Je suis mon propre ennemi.

N’avez vous jamais entendu …

« L’enfer c’est les autres » ?

Pensez-vous que l’on puisse imputer aux autres nos propres névroses ?

J’ai vu beaucoup de gens se reposer entièrement sur leur entourage, se dédouaner des tournants de leurs vies, donner le poids de leurs doutes et de leurs décisions et assumer ceux des autres. J’ai vu beaucoup de gens s’investir tellement dans la vie des autres qu’ils perdaient le fil de la leur. Vous ne pourrez pas toute votre vie porter vos propres bagages et ceux des autres. La plus terrible des omissions est d’oublier que l’accomplissement est avant tout personnel.

L’amour (sous toutes ses formes) ne vous affranchit pas des décisions qui vous incombent. Manquons nous à ce point de confiance en nous pour remettre dans les mains de quelqu’un d’autre les décisions qui nous concernent à part entière ? N’est-ce pas quelque peu égoïste parfois ? Quel meilleur moyen de se déculpabiliser ? La réussite est propre mais l’échec est blâmable comme ces supporters de foot qui disent « on a gagné » pour une victoire et « ils ont perdu » pour une défaite. N’attendons pas trop des autres quand nous attendons peu de nous-mêmes ?

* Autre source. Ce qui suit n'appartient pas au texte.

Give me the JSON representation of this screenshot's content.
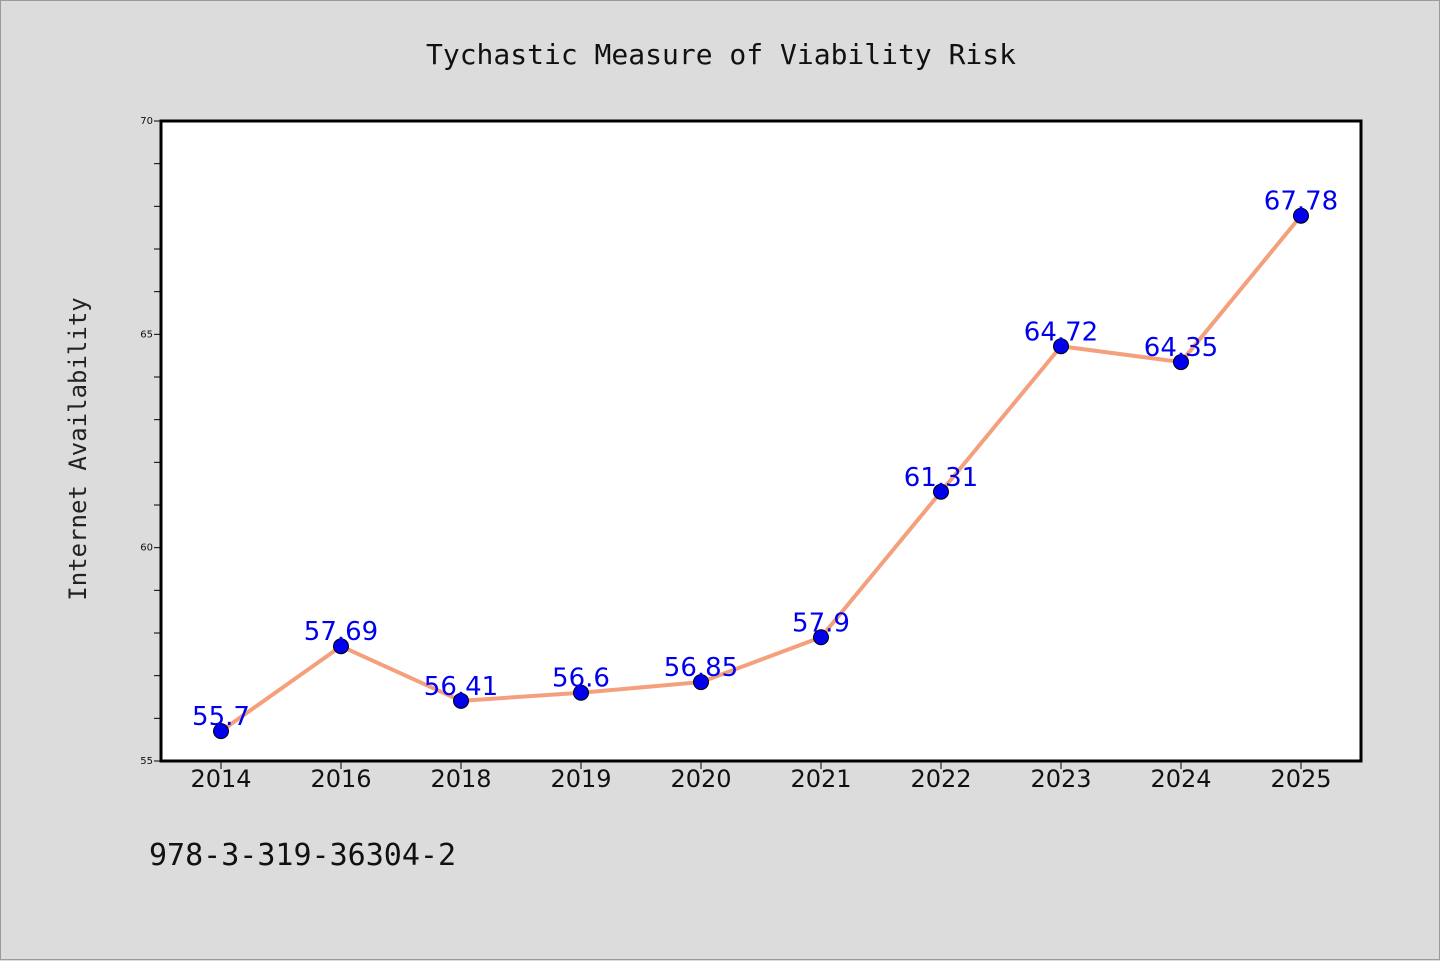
{
  "chart_data": {
    "type": "line",
    "title": "Tychastic Measure of Viability Risk",
    "xlabel": "",
    "ylabel": "Internet Availability",
    "categories": [
      "2014",
      "2016",
      "2018",
      "2019",
      "2020",
      "2021",
      "2022",
      "2023",
      "2024",
      "2025"
    ],
    "values": [
      55.7,
      57.69,
      56.41,
      56.6,
      56.85,
      57.9,
      61.31,
      64.72,
      64.35,
      67.78
    ],
    "data_labels": [
      "55.7",
      "57.69",
      "56.41",
      "56.6",
      "56.85",
      "57.9",
      "61.31",
      "64.72",
      "64.35",
      "67.78"
    ],
    "ylim": [
      55,
      70
    ],
    "yticks": [
      55,
      60,
      65,
      70
    ],
    "ytick_labels": [
      "55",
      "60",
      "65",
      "70"
    ],
    "grid": false,
    "line_color": "#f4a07c",
    "marker_color": "#0000ee",
    "label_color": "#0000ee"
  },
  "footnote": "978-3-319-36304-2"
}
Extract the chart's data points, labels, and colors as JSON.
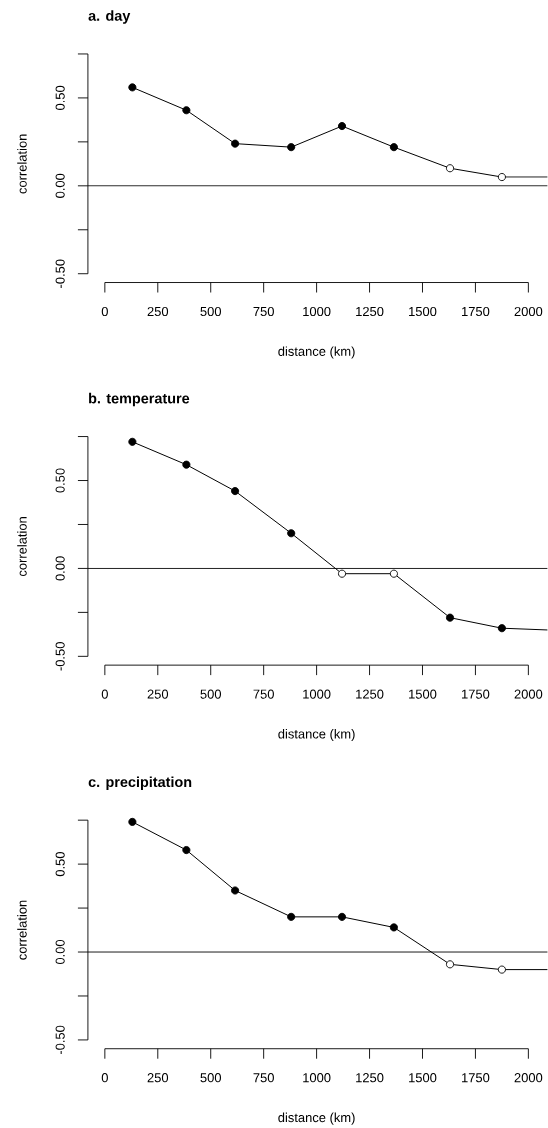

Laisser l’autre décider pour vous c’est lui laisser l’occasion de vous briser. Personne ne peut s’épanouir pour vous. Gardez précieusement ceux qui vous élèvent, qui vous aident à atteindre vos objectifs, pas ceux qui les déterminent pour vous. L’être aimé vous veut du bien et il est désintéressé, il vous poussera à vous réaliser en tant qu’individu et pas à travers lui. Identifiez ce qui vous rend malheureux. Cernez ce qui vous freine dans votre ascension. Débarrassez vous des relations toxiques qui vous minent et vous entraînent vers le bas. Posez vous la question de ce qu’ils vous apportent. Et gardez en tête que vous vivez pour vous et non pour satisfaire les autres. A quémander l’amour dont vous avez manqué, vous finirez seulement par vous éreinter.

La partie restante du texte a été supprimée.